Но Вестфален в тот же день все же прислал князю свое письменное заявление. Вот что писал он:

«Слухи носятся, что Его Величество очень болен, и если престол Российский достанется Голштинскому принцу, то нашему Датскому Королевству с Россией дружбы иметь нельзя. Обрученная невеста из вашей фамилии, и можно удержать престол за нею, как Меншиков и Толстой удержали престол за Екатериной Алексеевной. По знатности вашей фамилии вам это сделать можно, притом вы больше силы и права имеете».

Князь Василий Лукич приехал с этим заявлением в дом Алексея Григорьевича и прочел его в кругу собравшихся родных. Но рассуждать теперь не стали, так как из дворца вернулся князь Иван с радостным лицом и известием, что государю гораздо лучше…

В это время несколько экипажей стояли у ограды монастыря Новодевичьего. Нашлись люди, вспомнившие старую царицу и поспешившие к ней известить ее о серьезной болезни внука и в то же время напомнить ей, что она законная супруга императора Петра Великого. Их экипажи были замечены многими, и скоро поднялся говор о том, что есть еще третья партия — старой царицы Евдокии Феодоровны. Вот она, та минута, о которой не раз думала в томительные последние дни инокиня Елена:«внук умирает! Загубили‑таки его. Нашлись люди, приехали к ней известить, шепнуть, что наступило и ее время. Да, она должна теперь, наконец, поднять свой голос. Загнанная, забитая, измученная старуха — завтра может быть русской императрицей!«Загорелись глаза ее, сильно застучало сердце. Поднялась она, опираясь на свой посох, но вдруг почувствовала, что все пришло слишком поздно и что теперь ей ничего не нужно: совсем стара она, одолела старость, одолели лихие болезни, одолело великое горе целой жизни. Нет, не подняться ей, не суждено быть императрицей. Пройдет, быть может, несколько дней и не короновать, а погребать ее станут.

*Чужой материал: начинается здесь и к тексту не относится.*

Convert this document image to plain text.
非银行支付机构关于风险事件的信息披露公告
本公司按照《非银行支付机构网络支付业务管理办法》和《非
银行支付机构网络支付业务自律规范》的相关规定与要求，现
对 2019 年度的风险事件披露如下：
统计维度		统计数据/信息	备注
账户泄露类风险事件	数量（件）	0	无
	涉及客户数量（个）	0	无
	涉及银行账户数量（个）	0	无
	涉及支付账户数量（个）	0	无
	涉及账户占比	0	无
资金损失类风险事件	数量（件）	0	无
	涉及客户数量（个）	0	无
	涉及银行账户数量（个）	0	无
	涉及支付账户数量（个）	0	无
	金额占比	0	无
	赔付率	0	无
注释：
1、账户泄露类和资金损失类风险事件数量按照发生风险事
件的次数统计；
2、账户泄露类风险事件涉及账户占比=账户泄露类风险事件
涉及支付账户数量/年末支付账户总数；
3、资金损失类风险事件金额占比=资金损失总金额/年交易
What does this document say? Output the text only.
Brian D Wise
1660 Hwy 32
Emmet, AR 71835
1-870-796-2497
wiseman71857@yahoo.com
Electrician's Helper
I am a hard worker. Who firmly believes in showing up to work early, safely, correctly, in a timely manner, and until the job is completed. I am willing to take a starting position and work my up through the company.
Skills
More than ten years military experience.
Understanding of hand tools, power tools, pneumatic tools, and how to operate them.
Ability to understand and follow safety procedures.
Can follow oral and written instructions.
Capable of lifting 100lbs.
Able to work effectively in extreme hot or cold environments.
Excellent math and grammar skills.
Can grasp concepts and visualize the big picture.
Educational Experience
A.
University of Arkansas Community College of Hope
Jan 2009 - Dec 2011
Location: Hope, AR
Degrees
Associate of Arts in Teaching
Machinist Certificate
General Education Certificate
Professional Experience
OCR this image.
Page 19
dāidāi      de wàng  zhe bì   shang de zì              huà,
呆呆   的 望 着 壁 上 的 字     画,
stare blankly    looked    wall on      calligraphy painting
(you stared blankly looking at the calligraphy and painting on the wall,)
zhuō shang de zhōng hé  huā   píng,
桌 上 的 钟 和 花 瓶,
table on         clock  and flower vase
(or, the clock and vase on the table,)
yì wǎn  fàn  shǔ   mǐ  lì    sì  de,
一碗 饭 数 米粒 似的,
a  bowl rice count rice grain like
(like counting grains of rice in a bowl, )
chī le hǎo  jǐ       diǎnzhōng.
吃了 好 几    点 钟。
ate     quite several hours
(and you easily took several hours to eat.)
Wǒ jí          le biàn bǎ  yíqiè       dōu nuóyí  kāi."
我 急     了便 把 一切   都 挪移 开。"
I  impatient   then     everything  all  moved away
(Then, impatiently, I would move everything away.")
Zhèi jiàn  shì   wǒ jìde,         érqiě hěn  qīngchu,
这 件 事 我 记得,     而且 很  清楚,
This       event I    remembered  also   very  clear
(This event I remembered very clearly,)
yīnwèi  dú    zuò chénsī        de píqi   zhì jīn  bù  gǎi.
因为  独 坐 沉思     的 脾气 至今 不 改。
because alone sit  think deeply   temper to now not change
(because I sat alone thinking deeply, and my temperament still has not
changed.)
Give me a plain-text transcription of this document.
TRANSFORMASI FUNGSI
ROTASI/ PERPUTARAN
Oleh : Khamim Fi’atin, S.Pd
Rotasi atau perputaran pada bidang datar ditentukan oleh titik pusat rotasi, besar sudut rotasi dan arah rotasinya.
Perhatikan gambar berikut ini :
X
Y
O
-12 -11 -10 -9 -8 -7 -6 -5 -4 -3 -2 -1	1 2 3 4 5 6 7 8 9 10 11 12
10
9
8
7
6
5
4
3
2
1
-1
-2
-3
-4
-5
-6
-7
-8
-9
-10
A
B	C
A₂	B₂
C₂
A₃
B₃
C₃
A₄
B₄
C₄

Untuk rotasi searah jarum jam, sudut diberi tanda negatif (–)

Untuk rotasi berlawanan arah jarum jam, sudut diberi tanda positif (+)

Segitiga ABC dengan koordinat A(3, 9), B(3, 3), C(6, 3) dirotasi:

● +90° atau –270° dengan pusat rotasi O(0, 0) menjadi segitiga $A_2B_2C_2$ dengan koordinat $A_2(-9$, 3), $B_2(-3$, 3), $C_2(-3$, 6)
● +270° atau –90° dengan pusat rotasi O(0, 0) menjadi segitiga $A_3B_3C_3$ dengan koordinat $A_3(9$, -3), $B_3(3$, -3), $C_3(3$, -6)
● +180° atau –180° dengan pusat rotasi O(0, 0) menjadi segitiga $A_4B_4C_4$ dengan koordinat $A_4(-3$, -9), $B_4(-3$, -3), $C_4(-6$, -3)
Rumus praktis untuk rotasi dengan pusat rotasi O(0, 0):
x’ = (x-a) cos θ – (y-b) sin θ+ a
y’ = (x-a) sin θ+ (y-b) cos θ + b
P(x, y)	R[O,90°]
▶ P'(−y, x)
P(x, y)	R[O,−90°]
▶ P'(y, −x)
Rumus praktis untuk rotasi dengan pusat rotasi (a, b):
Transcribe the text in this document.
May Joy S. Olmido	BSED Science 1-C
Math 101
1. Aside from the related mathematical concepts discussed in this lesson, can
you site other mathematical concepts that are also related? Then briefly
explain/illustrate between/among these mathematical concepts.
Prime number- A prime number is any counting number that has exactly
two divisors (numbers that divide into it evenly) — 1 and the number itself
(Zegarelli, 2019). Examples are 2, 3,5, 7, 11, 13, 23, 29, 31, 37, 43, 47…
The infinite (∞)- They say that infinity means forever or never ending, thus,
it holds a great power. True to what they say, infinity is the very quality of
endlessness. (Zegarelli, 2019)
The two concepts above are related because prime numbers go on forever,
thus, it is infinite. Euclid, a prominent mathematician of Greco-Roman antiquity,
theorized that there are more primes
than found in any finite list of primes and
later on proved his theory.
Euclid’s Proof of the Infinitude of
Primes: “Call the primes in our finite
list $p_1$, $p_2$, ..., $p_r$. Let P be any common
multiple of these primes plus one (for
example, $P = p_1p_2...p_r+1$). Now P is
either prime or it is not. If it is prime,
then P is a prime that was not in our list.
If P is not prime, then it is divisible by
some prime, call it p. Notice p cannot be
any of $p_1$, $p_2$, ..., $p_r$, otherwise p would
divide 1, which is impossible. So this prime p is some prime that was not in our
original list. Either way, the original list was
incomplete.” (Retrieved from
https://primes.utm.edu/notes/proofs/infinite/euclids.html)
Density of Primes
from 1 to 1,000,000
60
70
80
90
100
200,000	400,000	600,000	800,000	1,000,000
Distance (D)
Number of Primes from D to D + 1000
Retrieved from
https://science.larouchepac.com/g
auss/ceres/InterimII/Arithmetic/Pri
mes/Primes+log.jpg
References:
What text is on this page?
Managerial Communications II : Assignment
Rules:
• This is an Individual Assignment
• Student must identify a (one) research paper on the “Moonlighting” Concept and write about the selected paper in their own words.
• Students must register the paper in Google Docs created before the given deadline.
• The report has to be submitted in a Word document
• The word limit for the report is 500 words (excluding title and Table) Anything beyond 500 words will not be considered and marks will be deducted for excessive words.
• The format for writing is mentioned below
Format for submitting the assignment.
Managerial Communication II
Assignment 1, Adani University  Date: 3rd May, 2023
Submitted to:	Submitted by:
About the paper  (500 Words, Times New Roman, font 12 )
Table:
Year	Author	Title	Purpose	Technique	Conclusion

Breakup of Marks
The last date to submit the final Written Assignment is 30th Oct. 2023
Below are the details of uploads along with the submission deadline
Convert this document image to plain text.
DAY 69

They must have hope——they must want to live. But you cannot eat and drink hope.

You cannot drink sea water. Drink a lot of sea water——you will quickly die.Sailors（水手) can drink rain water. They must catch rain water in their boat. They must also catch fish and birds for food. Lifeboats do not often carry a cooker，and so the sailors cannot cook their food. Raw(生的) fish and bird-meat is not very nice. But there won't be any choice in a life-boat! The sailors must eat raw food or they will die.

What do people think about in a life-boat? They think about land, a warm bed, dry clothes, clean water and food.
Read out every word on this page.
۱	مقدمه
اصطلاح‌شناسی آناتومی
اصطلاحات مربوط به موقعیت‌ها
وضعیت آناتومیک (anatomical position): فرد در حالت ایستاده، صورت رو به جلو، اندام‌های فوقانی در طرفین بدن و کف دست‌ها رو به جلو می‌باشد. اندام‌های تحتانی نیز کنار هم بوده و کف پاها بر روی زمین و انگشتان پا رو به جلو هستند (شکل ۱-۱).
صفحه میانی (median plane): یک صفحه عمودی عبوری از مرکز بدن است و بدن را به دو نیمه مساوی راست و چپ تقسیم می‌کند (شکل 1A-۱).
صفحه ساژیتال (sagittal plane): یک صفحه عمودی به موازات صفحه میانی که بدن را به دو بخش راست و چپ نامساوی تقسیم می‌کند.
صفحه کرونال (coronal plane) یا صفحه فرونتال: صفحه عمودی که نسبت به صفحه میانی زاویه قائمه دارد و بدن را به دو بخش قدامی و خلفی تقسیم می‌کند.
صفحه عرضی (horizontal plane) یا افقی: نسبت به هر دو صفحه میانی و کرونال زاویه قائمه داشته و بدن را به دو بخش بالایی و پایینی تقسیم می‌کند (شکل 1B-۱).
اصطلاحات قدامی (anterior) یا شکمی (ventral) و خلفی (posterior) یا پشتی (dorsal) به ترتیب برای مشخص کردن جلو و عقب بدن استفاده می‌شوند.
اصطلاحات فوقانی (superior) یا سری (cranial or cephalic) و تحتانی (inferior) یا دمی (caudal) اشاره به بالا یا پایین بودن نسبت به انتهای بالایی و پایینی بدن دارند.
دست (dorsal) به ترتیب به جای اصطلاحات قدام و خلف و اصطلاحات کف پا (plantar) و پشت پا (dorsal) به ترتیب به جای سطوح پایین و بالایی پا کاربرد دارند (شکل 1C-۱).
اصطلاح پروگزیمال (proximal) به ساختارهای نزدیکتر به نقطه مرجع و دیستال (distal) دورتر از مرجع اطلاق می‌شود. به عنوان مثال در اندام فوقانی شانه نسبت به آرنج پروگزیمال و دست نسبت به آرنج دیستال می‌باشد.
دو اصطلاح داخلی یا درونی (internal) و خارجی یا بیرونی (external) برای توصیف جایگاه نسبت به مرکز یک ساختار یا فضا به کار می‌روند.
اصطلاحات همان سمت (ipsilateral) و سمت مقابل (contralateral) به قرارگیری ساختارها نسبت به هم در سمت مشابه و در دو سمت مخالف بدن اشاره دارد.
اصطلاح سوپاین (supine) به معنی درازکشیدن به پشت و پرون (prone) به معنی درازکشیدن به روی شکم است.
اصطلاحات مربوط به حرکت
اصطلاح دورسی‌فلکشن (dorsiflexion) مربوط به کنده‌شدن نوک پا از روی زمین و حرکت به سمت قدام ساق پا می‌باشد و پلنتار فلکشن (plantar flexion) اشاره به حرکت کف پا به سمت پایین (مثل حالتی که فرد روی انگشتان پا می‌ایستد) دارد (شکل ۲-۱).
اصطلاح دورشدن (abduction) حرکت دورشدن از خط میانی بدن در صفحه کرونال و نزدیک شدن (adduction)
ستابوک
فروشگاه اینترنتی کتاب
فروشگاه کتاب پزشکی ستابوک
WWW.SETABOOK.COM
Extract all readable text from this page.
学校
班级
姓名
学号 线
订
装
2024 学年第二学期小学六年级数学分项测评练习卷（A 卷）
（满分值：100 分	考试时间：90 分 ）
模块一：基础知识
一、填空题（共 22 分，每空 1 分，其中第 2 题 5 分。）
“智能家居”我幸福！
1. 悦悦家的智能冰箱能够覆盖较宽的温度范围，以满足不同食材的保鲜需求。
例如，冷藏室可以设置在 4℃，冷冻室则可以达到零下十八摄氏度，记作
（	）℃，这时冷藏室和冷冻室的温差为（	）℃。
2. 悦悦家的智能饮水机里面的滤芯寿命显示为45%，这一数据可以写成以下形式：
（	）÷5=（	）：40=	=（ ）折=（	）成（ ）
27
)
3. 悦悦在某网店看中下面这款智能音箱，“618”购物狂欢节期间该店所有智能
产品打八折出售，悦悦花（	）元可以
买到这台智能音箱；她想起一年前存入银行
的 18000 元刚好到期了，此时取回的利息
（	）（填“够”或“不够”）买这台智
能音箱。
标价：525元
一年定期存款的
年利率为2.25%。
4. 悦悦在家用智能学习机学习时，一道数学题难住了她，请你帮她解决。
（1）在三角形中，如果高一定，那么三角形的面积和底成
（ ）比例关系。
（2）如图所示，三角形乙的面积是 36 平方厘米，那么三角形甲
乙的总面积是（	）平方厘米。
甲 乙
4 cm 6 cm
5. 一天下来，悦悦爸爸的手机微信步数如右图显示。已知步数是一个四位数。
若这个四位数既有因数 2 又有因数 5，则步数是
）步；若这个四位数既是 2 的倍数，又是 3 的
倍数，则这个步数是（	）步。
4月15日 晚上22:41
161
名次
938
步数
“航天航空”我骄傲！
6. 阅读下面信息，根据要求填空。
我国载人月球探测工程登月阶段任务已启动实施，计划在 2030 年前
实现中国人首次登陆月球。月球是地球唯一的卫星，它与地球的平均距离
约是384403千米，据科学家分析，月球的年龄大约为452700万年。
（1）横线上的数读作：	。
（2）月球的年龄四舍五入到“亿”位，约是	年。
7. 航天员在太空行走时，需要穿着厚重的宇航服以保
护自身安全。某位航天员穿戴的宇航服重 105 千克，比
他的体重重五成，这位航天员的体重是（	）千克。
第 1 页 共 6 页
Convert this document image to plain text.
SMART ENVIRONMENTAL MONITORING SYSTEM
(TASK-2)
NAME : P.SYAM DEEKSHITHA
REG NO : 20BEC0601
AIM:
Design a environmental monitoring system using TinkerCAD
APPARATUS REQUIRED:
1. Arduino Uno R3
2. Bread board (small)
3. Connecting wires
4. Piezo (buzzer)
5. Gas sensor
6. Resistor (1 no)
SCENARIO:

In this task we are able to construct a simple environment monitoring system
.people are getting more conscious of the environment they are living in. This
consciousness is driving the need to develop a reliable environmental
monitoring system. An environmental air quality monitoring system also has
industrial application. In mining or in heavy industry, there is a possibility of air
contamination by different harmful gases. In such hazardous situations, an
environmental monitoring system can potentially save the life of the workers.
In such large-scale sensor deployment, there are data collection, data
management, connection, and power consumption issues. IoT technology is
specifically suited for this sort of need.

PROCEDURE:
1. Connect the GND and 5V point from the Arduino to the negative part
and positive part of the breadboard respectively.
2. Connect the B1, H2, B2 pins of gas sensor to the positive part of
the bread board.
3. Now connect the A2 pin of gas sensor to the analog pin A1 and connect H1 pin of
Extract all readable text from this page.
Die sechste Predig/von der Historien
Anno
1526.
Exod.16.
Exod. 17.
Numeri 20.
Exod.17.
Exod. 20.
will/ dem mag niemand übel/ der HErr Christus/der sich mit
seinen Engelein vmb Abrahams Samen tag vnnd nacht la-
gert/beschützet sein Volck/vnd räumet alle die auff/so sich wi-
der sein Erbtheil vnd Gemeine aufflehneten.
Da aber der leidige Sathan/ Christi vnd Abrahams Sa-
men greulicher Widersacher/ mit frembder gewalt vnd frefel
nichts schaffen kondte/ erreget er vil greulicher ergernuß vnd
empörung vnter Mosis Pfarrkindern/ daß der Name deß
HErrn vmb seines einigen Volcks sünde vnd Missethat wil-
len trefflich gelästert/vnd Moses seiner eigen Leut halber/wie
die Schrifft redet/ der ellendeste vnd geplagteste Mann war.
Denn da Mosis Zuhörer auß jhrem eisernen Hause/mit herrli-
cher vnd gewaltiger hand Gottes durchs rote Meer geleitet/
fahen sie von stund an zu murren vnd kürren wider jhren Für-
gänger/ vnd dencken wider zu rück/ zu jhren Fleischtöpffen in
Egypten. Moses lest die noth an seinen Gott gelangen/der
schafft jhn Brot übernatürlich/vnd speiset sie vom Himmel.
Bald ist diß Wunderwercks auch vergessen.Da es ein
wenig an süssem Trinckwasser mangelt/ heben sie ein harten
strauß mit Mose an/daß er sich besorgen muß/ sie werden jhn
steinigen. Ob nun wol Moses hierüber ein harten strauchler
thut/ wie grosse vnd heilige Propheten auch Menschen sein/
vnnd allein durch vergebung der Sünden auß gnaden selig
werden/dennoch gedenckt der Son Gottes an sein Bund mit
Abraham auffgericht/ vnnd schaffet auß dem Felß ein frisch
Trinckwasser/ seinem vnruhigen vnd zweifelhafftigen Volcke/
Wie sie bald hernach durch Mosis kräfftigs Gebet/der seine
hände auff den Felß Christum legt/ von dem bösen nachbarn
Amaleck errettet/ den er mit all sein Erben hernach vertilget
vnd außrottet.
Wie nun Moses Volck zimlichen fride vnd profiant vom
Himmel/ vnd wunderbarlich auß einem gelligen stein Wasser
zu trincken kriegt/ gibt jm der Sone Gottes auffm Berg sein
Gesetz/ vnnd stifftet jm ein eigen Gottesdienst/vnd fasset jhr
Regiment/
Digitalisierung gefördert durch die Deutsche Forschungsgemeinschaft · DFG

Но все же она заторопилась во дворец ехать, навестить внука, а когда приехала, когда ввели ее под руки в покои, близкие к императорской спальне, вышедший от Петра доктор сказал ей, что больному стало хуже и что теперь никак его нельзя видеть. За доктором выбежал и Алексей Долгорукий и спешно уехал к себе домой. Сейчас же послал он гонца за родственниками, чтобы съезжались как можно скорее. Бледен был Алексей Григорьевич, ноги его подкашивались, видел он, что страшный час пришел: теперь или величие, или неминуемая погибель. Все надо сделать, все испробовать! В голове старого князя одни за другими роились планы и мысли. Он еще не унывал духом, но ослабел телесно: не мог совсем на ногах стоять, лег в постель. В спальне своей и принял он родственников. Вот все съехались.